Solitaire or interactive? There’s little direct interaction. The worst things your opponent can do is to take the cards you would’ve wanted to take and to win the game before you have a chance. Even when you lose, you can get a sense of accomplishment for building a nice facade, so all in all, Copenhagen is a peaceful game.

Players: 2–4. All player counts are good.

Who can play? The publisher age recommendation is 8+. I think this is a good, fairly short family game, well suitable for families.

What’s to like: The game looks calm and peaceful, and plays well: the game play is easy, fluid and offers enough chances to be clever, thanks to the power tiles. Choosing which ones to take and how to best use them is an interesting challenge.
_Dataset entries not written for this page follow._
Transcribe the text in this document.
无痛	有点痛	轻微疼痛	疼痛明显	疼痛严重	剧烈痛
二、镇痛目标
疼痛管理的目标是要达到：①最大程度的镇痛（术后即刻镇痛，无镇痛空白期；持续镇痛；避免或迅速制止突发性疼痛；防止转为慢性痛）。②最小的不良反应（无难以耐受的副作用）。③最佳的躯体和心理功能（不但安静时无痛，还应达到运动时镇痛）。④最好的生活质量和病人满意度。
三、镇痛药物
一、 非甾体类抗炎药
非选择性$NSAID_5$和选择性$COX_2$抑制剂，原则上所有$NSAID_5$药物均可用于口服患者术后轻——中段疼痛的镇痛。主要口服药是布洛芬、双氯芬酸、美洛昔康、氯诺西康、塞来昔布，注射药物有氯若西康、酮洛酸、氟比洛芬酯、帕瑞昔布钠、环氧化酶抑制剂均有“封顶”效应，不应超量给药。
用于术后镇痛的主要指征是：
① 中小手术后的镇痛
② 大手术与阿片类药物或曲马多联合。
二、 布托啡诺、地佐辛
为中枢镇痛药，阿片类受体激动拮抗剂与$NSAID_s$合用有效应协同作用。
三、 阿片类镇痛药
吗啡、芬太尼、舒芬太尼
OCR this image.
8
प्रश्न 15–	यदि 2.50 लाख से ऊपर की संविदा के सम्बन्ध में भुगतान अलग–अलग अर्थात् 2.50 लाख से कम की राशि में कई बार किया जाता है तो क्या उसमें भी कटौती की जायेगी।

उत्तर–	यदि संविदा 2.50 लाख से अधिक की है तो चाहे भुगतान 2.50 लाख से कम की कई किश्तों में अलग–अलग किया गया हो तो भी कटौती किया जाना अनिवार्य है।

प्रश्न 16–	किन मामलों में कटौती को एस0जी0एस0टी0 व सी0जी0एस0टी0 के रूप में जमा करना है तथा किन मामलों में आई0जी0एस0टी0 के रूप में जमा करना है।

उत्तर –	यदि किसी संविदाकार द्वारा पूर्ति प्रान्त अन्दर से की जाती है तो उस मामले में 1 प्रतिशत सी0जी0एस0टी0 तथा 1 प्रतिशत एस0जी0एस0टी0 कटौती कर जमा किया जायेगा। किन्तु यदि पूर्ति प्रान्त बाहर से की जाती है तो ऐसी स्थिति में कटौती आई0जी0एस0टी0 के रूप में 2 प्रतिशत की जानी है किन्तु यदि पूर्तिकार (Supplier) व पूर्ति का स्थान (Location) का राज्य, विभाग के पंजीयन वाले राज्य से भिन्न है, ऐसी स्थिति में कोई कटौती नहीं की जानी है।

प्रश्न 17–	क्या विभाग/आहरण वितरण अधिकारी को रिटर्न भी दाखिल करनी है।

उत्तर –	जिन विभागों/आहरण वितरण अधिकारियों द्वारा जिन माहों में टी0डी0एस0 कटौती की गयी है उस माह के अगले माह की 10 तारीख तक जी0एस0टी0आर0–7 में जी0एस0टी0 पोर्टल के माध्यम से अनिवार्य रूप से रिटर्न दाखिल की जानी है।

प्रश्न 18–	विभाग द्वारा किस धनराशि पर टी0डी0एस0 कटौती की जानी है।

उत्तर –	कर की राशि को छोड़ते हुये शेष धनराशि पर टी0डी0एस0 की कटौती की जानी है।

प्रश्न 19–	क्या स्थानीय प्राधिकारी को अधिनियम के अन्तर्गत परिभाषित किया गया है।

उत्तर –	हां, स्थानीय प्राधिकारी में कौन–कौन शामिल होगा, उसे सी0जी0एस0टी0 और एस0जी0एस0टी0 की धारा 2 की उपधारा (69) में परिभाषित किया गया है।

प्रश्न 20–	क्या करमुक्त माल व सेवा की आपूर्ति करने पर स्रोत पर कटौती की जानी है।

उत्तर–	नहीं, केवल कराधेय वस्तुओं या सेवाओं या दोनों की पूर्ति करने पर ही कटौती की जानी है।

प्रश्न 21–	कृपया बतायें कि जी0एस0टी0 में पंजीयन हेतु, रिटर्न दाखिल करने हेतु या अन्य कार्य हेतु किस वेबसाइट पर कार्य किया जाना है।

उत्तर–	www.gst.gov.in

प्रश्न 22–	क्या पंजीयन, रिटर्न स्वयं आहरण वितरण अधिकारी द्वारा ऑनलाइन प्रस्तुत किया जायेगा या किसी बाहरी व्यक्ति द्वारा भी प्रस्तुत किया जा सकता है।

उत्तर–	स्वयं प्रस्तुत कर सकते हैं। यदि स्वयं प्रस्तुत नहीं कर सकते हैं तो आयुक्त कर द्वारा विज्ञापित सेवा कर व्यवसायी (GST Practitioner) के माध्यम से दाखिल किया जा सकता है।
What’s not to like: The game’s a bit bland and abstract, and if you like interaction, you won’t find it here. The box is a bit big and the setup takes a while especially with two players, considering the length of the actual game. A filler in a big box, essentially.

My verdict: I was happy to loan the game from, but I don’t mind having to return it. I think it is a solid game, but on the other hand it does not excite me in a way I expect from games in my own collection. I’m happy to play it if someone else wants to, but unlikely to suggest it myself. That’s the definition of “Indifferent” verdict for me.

However, I would recommend this game to anyone looking for friendly, easy-going family game that plays in under an hour. If you don’t require a strong theme, want something that’s kind of clever but not very taxing and that’s easy to teach to someone who’s not heavily into games, Copenhagen is well worth a look.

On the scale of Enthusiastic, Suggest, Indifferent or Avoid, Copenhagen gets Indifferent from me.